Archbishop Leo Cushley joined the Rt Rev Sally Foster-Fulton at Scotland's facility for women in custody on Friday.

The visit to HMP & YOI Stirling gave the church leaders the opportunity to see the prison chaplaincy service, which offers spiritual and pastoral support to those in custody of all faiths and none.

Rev Foster-Fulton, Moderator of the General Assembly of the Church of Scotland, said: “Church of Scotland representatives serve as chaplains in prisons across the country, providing pastoral and spiritual care for the whole of the prison population.

"Jesus said ‘I needed clothes and you clothed me, I was sick and you looked after me, I was in prison and you came to visit me'.

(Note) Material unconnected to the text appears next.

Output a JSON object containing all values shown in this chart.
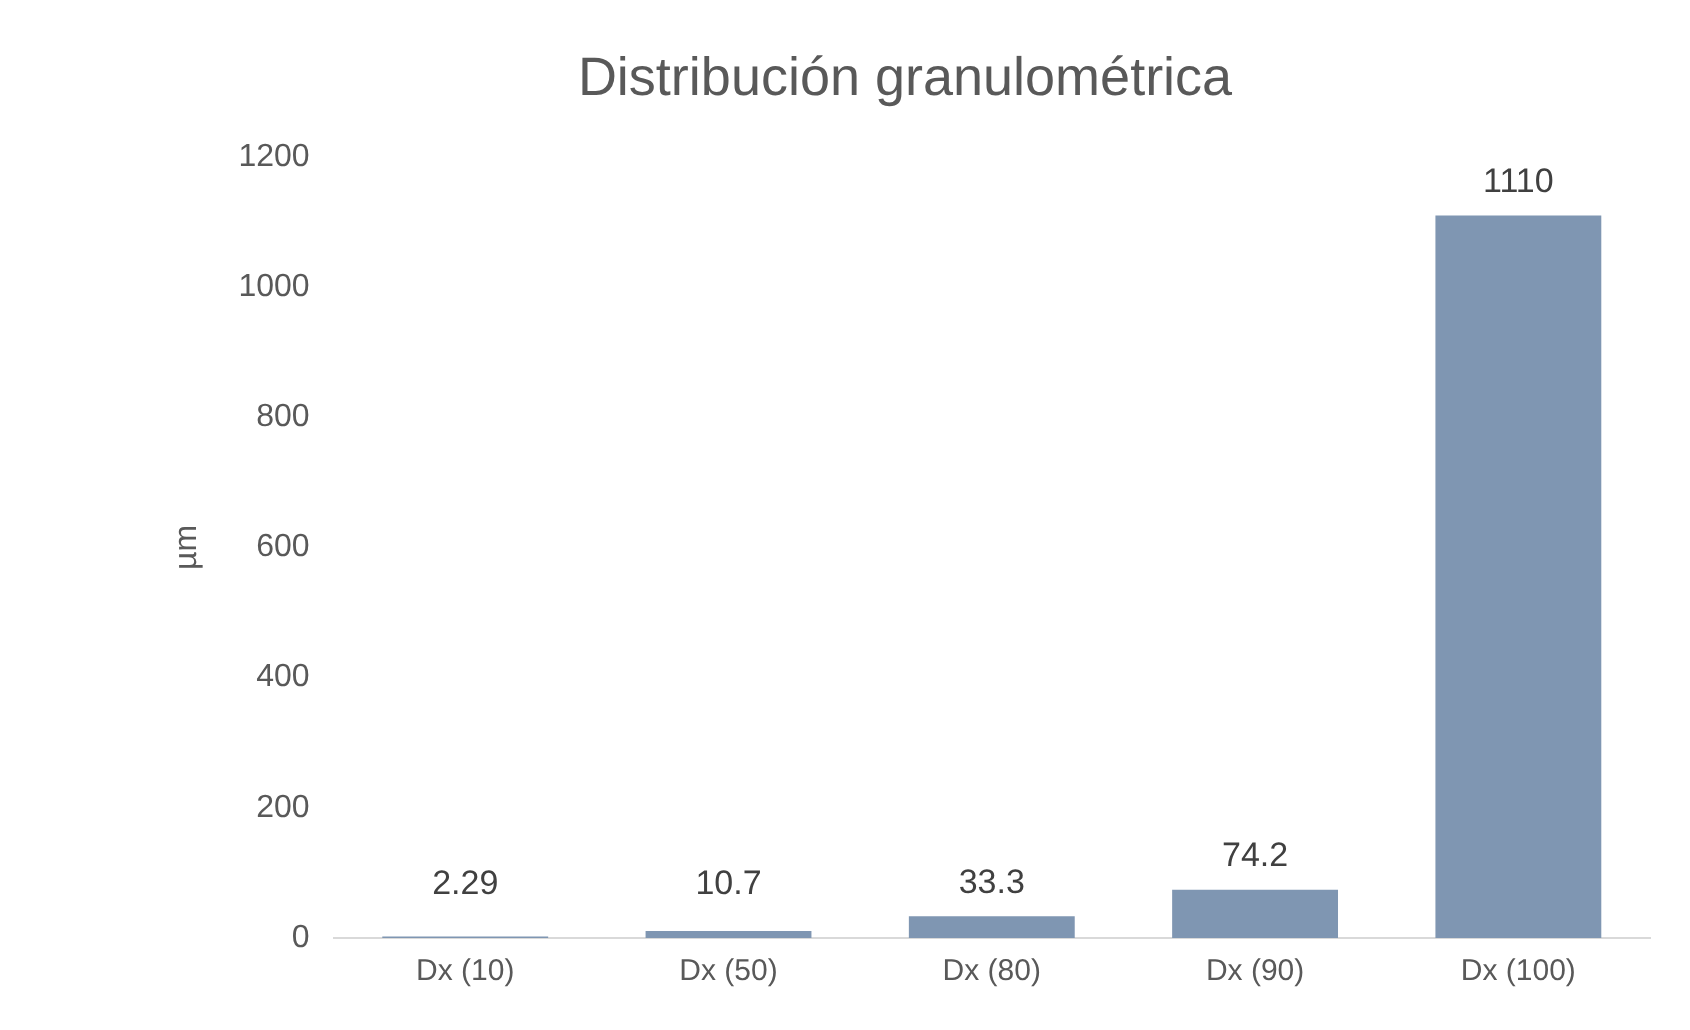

“Chaplains form a strong link between the communities inside and outside, supporting families and caring for those most in need, helping them to discover purpose and meaning and develop the resources to live a fulfilled life.”

Archbishop Cushley said: “Chaplains play an important role in prisons across Scotland in helping with the wellbeing and spiritual direction of prisoners.

“Sally and I were keen to visit HMI & YOI Stirling and we are impressed with the facilities provided and the steps taken to ensure the care of women in custody.”

'Happier futures'

Paula Arnold, Governor of HMP & YOI Stirling, said: “We value our partnerships with the Church of Scotland and the Catholic Church in Scotland, and the important role that chaplains play in supporting people on their personal journey in custody.

“Relationships, including those based on religion and faith, are key to supporting the wellbeing of our women and helping them towards happier and healthier futures.”

In 2022, the Church of Scotland and the Catholic Church in Scotland formally signed an historic declaration of friendship known as the St Margaret Declaration.

It describes the Churches' shared beliefs, ‘rooted in the Apostles, Christ's first disciples,' and acknowledges a common heritage as Christians in Scotland.

Churches around the world are currently marking the Week of Prayer for Christian Unity  an event that takes place over eight days between the feasts of St Peter and St Paul.